Earlier scholarship

Amazing how nearly a month passes while the blog lies dormant. As usual, end of semester rush and the holidays were a serious distraction from my distraction. The nice thing about the extended Christmas break is the time to return full-fledged to my own writing and scholarship. To finish a draft of the book manuscript is my main goal.

In the process - both for one of my chapters and for my SCMS paper - I've been revisiting, this time more in depth, the writing from the Chicago school of sociology - mostly writing from the 1920s. What's amazing is how well written it is - not that it's especially literary or fluid in its style or even a great approach to popularizing in the C. Wright Mills vein, but the scholars nonetheless tend to write expository prose with an enviable clarity. Moreover, it feels modern. I don't know much of what scholarship was like before WWI, but from the 1920s on, you can pick up some writers and read a familiar language with a familiar understanding of what specialized, academic argumentation means.

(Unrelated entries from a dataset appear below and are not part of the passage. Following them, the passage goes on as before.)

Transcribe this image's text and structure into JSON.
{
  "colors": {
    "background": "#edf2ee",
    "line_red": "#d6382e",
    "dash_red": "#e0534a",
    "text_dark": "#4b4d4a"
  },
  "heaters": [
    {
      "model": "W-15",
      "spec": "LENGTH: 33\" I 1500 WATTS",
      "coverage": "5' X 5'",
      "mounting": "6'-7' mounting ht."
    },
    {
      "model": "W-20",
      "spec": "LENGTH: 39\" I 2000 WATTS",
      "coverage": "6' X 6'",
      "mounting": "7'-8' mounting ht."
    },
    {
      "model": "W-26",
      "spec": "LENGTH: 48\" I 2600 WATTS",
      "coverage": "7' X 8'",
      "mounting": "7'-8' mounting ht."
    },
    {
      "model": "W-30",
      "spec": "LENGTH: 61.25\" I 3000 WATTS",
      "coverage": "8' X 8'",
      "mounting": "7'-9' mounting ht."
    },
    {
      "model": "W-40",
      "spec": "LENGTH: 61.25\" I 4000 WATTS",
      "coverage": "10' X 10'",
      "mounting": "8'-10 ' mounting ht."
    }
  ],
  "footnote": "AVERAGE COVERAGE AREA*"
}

I don't know how much the Chicago School is useful to film and media scholars, since their ideas are often available second hand in later work. But I'd recommend Herbert Blumer's essay, "Moulding of Mass Behavior Through the Motion Picture" (Publications of the American Sociological Society, Aug. 1935). The title might indicate a reductive media effects approach - and there is some of that - but if we can step beyond a kneejerk rendering of early sociological approaches to mass media as intellectual bad objects (or as mere historical discourse, which is much the same thing), we can see that Blumer is addressing something interesting. His comments on the relationship between the closeup and social distance are interesting. Moreover, his statement that "there is an intimate relation between reverie, awakened disposition, and basic taste" phrases better than I could some of the connections I am hoping to draw between film theory, thematic-ideological reading, and the sociology of taste. Beyond the writing, the ideas strattle antiquated and thoroughly modern.